There are Pearse Parks (residential streets) in Drogheda, Dundalk and Tullamore, and (parkland) on the outskirts of Arklow and in Tralee (the former demesne of Tralee Castle). There are other Pearse Avenues in Carrickmacross, Ennis, Mervue in Galway and Mallow. Carrigtwohill has a Patrick Pearse Place and there is a Pearse Bridge in Terenure. There is a Pearse Brothers Park in Rathfarnham and a Pearse Terrace in Westport.
Longford has Pearse Drive and Pearse View. Crumlin (Dublin) has a Pearse Memorial Park.
Cullenswood House, the old Pearse family house in Ranelagh, where Pádraic first founded St Enda's, today houses a primary
Gaelscoil (school for education through the Irish language) called Lios na nÓg, part of a community-based effort to revive the Irish language. Crumlin (Dublin) has the Pearse College of Further Education, and there was formerly an Irish language summer school in Gaoth Dobhair called Colaiste an Phiarsaigh. In Rosmuc there is an Irish-medium vocational school, Gairmscoil na bPiarsach. The main lecture hall at the Cadet School in Ireland is named after P.H. Pearse.
A number of Gaelic Athletic Association clubs and playing fields in Ireland are named after Pádraic or both Pearses:
- Antrim: Pearse Park, Dunloy; Patrick Pearse's GAC, Belfast
- Armagh: Annaghmore Pearses GFC; Pearse Óg GAC and its grounds, Pearse Óg Park, Armagh
- Cork: CLG Na Piarsaigh, Cork
- Derry: Pádraig Pearse's GAC, Kilrea; Pearse's GFC, Waterside, Derry (defunct)
- Donegal: Pearse's Park, Ardara
- Dublin: Ballyboden St. Enda's GAA (called after Pearse's school); Pearse's GAC, Rathfarnham (defunct)
- Galway: Pádraig Pearse's GAC, Ballymacward & Gurteen; Pearse Stadium, Salthill
- Kerry: Dromid Pearses GAC; Kilflynn Pearses HC (defunct)
- Limerick: CLG Na Piarsaigh, Limerick
- Longford: Pearse Park, Longford
- Louth: CPG Na Piarsaigh, Dundalk
- Monaghan: Pearse Brothers GAC, Ballybay, and its grounds, Pearse Park
- Roscommon: Pádraig Pearse's GAC
- Tyrone: Pearse Óg GAC, Dregish; Fintona Pearses GAC; and Galbally Pearses GAC, and its grounds, Pearse Park; a defunct club, Leckpatrick Pearse Óg GAC
- Wexford: Naomh Eanna GAA (called after Pearse's school); P.H. Pearse's HC, Enniscorthy (defunct)
- Wicklow: Pearse Park, Arklow
So also are several outside Ireland:
- Australasia: Pádraig Pearse GAC, Victoria
- London: Brother Pearse's GAC, London
- Scotland: Pearse Park, Glasgow; Pearse Harps HC (defunct)
- Yorkshire: Brothers Pearse GAC, Huddersfield
- North America: Pádraig Pearse GFC, Chicago; Pádraig Pearse GFC, Detroit
There are also soccer clubs named Pearse Celtic FC in Cork and in Ringsend, Dublin; and Liffeys Pearse FC, a south Dublin soccer club formed by the amalgamation of Liffeys Wanderers and Pearse Rangers.
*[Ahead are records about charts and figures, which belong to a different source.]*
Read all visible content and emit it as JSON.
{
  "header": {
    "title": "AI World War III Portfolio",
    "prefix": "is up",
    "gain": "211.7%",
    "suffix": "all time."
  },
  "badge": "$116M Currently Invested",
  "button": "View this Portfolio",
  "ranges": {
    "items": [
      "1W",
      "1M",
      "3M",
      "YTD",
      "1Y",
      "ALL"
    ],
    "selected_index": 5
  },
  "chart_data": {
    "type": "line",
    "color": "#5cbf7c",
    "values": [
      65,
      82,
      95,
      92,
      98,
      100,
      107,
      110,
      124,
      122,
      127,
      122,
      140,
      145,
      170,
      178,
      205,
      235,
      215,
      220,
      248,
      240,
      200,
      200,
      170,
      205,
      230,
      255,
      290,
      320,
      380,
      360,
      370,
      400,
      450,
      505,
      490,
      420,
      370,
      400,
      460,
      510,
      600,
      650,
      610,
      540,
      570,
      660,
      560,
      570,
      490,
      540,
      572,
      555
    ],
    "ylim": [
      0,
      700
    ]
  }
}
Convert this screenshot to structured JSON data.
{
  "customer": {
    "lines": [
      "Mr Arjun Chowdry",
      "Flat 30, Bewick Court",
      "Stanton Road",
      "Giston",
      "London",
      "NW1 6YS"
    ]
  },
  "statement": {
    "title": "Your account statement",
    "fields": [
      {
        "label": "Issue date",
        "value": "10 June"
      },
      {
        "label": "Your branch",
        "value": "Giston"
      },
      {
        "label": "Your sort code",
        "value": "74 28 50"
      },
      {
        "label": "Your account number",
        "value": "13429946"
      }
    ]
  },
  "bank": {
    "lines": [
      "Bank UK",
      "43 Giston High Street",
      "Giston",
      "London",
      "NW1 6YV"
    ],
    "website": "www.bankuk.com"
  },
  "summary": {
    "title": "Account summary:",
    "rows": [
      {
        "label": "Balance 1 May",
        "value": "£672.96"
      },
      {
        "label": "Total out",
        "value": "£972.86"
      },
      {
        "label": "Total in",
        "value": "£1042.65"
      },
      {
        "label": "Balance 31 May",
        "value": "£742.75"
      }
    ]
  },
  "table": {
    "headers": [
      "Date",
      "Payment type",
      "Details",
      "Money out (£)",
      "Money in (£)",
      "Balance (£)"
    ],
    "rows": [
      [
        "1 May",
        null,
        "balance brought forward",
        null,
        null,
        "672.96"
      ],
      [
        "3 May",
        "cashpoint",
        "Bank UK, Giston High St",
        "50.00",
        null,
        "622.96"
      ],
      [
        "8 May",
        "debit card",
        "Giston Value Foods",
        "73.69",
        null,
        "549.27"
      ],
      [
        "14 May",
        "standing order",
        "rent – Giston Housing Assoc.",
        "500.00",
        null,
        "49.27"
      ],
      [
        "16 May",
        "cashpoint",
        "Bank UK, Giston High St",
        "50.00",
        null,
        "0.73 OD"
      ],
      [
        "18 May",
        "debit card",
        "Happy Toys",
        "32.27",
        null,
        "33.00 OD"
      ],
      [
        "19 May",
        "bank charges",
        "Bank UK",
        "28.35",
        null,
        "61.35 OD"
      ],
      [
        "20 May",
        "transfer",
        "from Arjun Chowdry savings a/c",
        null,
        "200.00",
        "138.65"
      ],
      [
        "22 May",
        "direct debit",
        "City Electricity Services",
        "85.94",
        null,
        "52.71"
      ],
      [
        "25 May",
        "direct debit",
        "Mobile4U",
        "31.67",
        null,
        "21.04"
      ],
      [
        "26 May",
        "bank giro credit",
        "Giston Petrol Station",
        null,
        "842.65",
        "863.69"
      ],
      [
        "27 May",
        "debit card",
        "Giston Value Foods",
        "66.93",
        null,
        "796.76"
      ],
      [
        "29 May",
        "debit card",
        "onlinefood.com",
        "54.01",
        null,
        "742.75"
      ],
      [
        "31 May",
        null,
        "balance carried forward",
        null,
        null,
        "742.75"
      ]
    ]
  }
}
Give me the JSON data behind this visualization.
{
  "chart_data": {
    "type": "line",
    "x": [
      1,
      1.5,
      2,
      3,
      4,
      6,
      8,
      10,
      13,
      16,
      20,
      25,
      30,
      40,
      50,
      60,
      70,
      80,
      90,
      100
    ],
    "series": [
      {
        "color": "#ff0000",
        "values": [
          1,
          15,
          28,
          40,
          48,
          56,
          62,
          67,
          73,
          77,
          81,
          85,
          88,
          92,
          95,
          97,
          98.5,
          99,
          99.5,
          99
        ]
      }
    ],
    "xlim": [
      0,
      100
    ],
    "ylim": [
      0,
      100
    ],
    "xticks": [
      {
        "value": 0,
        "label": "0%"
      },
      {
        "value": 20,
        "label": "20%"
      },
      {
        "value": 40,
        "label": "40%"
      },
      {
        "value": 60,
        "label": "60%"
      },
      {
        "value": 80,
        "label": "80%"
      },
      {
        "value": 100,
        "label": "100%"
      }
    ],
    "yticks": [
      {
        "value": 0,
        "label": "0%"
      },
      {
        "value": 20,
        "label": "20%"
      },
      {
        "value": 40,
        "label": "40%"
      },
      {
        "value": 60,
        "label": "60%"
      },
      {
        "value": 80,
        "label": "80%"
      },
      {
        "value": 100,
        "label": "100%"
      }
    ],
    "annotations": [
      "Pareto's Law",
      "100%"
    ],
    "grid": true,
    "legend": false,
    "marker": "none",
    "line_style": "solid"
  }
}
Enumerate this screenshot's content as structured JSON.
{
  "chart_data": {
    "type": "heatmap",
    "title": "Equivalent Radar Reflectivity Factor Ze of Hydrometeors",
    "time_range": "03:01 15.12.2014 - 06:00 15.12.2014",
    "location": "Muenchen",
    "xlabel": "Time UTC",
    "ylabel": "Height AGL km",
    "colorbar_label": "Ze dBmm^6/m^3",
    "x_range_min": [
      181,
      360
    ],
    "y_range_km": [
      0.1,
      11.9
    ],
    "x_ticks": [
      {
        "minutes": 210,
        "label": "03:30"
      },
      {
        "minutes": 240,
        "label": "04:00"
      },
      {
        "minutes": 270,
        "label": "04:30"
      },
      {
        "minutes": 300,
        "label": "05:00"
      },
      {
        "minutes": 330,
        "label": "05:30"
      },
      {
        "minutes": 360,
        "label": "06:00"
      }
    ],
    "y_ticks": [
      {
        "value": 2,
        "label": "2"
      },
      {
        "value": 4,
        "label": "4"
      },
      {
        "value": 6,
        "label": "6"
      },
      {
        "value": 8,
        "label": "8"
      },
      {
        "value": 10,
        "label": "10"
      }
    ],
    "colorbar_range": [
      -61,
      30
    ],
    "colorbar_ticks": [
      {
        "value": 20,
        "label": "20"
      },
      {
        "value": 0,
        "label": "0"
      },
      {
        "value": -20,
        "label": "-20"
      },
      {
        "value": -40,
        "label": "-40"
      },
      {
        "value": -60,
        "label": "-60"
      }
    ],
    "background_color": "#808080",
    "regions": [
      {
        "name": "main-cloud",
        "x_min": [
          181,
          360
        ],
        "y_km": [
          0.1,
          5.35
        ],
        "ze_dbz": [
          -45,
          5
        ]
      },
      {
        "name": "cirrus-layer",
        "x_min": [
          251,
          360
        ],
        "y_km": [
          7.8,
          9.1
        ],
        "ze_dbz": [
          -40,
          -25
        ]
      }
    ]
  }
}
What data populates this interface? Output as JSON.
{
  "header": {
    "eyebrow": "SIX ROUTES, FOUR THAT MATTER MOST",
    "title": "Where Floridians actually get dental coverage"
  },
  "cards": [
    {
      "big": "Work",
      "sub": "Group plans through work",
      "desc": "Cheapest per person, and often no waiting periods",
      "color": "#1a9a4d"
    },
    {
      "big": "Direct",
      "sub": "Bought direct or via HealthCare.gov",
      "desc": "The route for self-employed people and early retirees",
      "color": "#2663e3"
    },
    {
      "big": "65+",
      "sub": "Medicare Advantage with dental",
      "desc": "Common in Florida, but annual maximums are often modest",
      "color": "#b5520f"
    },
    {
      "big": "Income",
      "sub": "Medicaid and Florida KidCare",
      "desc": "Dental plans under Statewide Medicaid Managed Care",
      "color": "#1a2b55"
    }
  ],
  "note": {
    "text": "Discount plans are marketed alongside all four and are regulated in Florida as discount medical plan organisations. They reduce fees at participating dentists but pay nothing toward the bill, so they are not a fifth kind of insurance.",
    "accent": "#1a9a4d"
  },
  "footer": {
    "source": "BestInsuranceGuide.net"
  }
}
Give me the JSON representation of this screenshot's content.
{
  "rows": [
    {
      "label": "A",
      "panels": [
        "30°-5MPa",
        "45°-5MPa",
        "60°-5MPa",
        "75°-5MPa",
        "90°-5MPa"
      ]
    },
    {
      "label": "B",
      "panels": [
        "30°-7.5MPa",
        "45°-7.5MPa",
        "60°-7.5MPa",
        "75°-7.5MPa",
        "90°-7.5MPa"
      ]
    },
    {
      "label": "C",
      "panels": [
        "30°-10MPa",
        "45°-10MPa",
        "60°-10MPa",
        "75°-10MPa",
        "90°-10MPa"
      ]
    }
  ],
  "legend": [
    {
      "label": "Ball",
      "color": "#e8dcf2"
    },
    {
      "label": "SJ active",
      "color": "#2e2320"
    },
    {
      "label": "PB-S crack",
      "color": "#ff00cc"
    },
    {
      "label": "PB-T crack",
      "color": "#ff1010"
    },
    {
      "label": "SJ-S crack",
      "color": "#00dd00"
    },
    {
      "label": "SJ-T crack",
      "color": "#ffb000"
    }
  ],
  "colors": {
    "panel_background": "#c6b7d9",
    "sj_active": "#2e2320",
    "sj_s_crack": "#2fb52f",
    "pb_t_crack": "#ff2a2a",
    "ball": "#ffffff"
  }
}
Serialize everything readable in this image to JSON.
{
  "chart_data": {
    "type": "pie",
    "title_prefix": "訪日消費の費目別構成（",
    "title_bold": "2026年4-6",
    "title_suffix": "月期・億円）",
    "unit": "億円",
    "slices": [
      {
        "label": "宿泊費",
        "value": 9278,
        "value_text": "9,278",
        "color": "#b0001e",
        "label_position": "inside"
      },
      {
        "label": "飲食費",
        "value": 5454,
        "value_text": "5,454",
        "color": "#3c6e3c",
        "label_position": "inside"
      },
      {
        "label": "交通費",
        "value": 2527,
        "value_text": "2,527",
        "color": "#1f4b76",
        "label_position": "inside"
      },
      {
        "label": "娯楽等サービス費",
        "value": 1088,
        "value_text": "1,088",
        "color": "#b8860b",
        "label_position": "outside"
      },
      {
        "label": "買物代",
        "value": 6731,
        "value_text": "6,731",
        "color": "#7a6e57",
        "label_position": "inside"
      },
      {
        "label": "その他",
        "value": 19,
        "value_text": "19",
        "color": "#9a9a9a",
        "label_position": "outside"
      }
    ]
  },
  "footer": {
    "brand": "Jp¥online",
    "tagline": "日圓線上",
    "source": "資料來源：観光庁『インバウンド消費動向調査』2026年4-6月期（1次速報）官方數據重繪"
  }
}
A Pearse Rangers schoolboy football club remains in existence in Dublin.
In 1916, English composer Arnold Bax, who had met the man, composed a tone poem entitled
In Memoriam Patrick Pearse. It received its first public performance in 2008.
In Belfast, the Pearse Club on King Street was wrecked by an explosion in May 1938.
Westland Row Station in Dublin was renamed as Pearse Station in 1966 after the Pearses. The ten shilling coin minted in 1966 featured the bust of Patrick Pearse. The coin is unique among Irish coinage in that it is the sole coin to feature the bust of anyone associated with Irish history or politics.
In Ballymun the Patrick Pearse Tower was named after him. It was the first of Ballymun's tower blocks to be demolished in 2004.
In 1999, the centenary of Pearse's induction as a member of the Gorsedd at the 1899 Pan Celtic Eisteddfod in Cardiff (when he took the Bardic name Areithiwr) was marked by the unveiling of a plaque at the Consulate General of Ireland in Wales.
Postage stamps commemorating Pearse were issued by the Irish postal service in 1966, 1979 and 2008.